Hence in order to contemplate architecture in the age of Trump, it is necessary to acknowledge the aesthetic and political dimensions that bind truth to fact. A “post-truth” world is not a world beyond truth; it is a world in which truth is partitioned, claimed, and valued against motivated dispositions toward fact. In this political reality, truth floats aesthetically in front of fact, acting as a surface that reveals, conceals, and/or otherwise distorts the factuality of things for selfish gain. Truth, in other words, is not given but practiced—that is, authored and disseminated intentionally as deictic representations of the world.
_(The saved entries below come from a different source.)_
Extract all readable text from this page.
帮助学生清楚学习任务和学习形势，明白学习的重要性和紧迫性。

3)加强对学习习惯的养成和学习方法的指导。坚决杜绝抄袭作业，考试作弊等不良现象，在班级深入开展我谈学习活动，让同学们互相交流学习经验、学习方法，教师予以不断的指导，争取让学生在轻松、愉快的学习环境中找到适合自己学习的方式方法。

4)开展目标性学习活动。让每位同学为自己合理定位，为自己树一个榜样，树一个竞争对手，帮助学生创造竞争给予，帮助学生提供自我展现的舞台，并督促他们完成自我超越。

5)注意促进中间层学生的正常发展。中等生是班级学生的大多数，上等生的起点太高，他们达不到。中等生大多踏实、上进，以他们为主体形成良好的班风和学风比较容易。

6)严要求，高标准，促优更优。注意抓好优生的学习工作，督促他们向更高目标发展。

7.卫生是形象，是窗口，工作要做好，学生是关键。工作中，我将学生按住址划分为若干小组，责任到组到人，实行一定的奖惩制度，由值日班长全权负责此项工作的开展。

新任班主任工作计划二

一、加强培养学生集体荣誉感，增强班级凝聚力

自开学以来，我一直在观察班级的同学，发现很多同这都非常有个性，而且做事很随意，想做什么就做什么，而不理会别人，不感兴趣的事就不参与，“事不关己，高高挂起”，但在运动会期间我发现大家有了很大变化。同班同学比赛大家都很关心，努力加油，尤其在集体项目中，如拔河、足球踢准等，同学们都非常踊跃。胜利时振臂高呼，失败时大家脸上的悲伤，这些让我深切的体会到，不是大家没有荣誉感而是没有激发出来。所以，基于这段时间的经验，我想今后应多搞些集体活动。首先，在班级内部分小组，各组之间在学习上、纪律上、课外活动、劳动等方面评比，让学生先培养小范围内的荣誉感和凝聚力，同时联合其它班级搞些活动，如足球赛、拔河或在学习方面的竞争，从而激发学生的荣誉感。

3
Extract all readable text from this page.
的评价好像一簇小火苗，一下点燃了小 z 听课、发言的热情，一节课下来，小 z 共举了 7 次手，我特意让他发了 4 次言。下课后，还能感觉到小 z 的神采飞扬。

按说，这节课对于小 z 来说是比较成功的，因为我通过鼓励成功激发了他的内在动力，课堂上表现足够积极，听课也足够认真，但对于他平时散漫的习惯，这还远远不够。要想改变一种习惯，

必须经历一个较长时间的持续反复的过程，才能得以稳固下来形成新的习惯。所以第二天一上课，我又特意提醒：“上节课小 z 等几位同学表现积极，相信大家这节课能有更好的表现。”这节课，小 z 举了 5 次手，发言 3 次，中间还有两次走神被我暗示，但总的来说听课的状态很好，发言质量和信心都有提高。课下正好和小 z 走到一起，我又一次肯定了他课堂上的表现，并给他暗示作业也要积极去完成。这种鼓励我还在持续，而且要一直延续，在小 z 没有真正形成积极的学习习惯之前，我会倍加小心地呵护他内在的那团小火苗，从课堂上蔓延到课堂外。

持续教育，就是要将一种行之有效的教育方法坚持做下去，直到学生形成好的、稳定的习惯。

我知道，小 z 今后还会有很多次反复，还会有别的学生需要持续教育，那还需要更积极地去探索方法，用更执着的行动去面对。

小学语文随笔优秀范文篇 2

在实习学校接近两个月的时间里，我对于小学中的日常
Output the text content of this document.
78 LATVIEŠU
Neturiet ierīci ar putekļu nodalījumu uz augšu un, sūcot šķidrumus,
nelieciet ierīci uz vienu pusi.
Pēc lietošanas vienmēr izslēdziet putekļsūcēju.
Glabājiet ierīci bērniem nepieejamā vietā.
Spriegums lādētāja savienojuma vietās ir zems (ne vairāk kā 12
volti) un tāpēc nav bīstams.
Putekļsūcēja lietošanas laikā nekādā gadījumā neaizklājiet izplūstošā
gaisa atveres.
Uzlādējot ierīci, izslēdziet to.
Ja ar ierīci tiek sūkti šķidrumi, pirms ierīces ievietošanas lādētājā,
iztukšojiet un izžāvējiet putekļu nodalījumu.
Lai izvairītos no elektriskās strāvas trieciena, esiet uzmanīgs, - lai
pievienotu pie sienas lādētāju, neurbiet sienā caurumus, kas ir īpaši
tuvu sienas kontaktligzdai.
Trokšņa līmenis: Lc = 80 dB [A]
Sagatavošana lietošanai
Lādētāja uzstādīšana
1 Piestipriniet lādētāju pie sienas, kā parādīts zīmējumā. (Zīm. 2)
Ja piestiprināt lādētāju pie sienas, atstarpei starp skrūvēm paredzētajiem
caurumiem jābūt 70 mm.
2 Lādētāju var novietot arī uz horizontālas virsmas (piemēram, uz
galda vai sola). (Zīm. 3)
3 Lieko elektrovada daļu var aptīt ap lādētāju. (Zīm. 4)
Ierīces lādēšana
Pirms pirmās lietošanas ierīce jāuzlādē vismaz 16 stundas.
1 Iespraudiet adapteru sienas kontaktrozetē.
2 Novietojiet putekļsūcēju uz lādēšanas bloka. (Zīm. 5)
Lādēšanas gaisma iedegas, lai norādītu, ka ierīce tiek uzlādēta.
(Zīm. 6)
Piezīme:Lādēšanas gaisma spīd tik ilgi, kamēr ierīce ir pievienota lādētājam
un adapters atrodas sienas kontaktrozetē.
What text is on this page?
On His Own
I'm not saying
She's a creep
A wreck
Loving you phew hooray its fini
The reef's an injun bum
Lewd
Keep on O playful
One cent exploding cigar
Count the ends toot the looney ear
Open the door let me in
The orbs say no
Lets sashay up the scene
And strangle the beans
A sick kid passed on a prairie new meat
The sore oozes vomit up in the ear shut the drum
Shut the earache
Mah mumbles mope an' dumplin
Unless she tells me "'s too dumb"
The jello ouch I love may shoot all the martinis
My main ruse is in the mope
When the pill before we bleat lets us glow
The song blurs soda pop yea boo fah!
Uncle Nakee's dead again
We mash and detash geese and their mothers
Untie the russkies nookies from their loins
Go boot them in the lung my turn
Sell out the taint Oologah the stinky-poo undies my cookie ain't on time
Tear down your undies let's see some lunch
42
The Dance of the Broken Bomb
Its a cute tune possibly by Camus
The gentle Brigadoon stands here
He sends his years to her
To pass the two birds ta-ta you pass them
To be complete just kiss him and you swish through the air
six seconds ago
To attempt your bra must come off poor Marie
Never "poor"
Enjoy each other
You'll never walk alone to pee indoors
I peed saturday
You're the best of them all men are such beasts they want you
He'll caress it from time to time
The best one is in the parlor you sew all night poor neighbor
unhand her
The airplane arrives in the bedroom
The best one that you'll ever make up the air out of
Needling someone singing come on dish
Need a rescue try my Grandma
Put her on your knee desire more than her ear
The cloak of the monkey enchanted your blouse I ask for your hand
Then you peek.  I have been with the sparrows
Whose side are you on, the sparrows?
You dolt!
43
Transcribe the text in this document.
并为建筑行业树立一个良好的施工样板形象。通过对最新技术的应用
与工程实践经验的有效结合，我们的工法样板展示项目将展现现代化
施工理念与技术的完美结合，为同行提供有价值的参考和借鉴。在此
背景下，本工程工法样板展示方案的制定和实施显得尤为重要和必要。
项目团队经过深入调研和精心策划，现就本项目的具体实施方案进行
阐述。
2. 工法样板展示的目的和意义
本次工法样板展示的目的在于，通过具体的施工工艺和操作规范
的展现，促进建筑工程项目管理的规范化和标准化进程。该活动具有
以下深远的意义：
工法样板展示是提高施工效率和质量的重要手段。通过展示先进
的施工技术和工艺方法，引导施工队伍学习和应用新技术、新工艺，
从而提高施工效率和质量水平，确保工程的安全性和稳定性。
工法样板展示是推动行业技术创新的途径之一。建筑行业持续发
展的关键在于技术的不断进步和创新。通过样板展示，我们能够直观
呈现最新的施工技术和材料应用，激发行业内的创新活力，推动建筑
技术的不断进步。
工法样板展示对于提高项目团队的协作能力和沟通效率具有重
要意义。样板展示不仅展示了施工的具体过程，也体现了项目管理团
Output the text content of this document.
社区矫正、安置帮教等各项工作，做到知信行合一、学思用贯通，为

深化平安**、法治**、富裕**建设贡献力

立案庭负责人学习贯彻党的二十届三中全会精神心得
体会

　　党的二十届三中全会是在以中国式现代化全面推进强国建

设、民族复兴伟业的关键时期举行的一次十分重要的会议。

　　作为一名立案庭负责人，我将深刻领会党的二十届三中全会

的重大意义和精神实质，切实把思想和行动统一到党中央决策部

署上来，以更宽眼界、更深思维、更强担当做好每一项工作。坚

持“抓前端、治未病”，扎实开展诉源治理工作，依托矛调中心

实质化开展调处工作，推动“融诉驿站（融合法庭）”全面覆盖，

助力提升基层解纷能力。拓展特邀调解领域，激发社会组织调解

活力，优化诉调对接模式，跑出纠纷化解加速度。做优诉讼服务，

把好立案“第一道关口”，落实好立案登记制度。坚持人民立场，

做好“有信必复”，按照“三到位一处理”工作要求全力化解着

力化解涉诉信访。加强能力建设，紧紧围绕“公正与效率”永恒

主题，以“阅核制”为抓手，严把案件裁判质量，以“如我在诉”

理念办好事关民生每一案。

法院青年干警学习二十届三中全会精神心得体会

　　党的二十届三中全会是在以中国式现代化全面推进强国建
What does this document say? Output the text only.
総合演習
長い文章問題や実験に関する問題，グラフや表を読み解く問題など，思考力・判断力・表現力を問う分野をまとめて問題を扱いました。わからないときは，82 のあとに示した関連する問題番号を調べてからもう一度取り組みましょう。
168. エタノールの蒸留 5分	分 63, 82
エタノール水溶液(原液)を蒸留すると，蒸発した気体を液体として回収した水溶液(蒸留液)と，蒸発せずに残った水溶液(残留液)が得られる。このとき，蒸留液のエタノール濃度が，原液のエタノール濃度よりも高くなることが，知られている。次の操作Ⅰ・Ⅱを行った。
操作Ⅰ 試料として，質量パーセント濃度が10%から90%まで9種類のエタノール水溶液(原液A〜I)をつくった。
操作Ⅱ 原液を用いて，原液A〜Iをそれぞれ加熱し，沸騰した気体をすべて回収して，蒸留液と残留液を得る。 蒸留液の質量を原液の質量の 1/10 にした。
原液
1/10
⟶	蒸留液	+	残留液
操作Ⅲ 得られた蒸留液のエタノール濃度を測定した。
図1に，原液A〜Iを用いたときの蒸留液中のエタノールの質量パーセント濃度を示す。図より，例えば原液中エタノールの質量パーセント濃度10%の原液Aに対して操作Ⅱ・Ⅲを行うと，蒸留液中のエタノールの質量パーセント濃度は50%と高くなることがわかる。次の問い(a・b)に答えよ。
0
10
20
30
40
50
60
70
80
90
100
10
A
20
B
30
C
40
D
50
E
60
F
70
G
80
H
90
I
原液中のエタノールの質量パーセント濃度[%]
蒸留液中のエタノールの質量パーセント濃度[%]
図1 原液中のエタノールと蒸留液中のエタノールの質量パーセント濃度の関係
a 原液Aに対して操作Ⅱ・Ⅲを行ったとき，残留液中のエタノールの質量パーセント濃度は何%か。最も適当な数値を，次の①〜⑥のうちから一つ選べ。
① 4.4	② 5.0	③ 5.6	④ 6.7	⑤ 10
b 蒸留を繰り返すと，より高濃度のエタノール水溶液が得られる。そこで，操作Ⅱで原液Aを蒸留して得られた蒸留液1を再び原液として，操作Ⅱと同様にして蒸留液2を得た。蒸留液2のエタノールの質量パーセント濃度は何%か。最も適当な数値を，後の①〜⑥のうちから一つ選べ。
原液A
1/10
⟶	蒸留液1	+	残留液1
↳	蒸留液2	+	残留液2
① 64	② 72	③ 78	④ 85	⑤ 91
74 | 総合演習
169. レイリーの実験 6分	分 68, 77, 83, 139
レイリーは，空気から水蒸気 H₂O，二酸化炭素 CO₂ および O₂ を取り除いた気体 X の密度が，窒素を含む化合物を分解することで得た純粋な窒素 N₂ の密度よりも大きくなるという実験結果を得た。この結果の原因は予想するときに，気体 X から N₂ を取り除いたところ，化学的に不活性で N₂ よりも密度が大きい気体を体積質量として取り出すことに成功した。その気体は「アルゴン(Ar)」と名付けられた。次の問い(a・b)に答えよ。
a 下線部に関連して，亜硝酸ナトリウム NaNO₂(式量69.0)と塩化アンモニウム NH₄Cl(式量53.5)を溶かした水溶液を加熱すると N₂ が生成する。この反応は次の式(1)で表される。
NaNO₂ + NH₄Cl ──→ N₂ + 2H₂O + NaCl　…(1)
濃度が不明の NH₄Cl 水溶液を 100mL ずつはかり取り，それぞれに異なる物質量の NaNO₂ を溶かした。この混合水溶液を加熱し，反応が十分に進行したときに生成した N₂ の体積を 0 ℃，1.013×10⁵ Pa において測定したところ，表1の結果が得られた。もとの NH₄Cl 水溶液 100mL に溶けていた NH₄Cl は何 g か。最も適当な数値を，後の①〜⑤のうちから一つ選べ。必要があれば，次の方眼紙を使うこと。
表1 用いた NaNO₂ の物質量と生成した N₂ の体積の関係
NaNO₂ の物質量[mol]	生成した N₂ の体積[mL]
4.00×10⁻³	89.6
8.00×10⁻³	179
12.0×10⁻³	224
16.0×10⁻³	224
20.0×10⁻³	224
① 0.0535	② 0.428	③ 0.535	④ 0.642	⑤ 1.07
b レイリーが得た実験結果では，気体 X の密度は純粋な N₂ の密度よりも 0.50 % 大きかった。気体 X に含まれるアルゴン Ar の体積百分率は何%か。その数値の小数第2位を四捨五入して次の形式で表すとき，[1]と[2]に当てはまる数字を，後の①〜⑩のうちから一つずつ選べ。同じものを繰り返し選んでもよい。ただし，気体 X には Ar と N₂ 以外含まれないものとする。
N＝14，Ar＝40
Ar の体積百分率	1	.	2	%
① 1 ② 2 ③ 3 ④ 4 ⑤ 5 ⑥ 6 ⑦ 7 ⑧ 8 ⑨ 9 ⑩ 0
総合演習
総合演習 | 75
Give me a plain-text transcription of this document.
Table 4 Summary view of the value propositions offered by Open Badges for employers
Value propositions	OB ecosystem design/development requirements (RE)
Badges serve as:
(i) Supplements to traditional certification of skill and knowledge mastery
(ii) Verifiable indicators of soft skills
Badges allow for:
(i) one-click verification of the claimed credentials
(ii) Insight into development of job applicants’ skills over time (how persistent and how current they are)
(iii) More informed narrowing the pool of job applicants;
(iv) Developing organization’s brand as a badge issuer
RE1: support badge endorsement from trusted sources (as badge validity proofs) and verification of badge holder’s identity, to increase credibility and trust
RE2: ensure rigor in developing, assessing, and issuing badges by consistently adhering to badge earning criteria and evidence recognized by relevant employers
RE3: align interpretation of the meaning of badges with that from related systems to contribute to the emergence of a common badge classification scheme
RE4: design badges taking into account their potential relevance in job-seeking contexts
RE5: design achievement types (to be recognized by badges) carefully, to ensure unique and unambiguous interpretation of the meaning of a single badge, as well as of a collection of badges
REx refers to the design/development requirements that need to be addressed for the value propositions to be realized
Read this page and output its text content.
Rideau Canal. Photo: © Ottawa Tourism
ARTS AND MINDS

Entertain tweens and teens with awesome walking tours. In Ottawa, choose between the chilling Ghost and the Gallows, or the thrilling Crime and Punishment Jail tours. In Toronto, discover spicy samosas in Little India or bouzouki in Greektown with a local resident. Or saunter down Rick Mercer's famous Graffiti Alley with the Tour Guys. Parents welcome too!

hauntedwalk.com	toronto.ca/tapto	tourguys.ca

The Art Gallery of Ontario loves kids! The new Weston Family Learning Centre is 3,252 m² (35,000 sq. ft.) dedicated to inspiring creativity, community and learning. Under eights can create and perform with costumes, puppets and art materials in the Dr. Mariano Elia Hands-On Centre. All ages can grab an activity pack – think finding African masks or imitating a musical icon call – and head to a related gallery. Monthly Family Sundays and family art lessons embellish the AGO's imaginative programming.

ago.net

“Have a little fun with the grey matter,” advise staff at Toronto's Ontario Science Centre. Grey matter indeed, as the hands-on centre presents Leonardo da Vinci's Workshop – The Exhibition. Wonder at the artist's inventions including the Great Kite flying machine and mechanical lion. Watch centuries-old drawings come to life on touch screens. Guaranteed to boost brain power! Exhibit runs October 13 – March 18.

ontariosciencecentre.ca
For better or worse, such truth-claims gain meaning and agency through the infrastructures that configure the relational and representational dimensions of communication (linguistic or otherwise). The medium is indeed the message, but who is the message for? What kind of message is architecture willing to engage...or not?
In the age of Trump, architecture must reckon with a “post-truth” world by sharpening its critical and disciplinary capacity to practice truth ethically—to plug into, reconfigure, and reorient the infrastructural matrix space that conditions its objects, discourses, and dissemination platforms toward the common good. It must be critical but productively so. Armed with formal, spatial, and organizational savviness, it must learn to operate cleverly, and at times covertly, in the space between truth and fact, disrupting the distance between them along the way. It must push beyond mere negation into what Jacques Rancière calls dissensus: an aesthetic disruption in the sensible order that binds “post-truth” to power.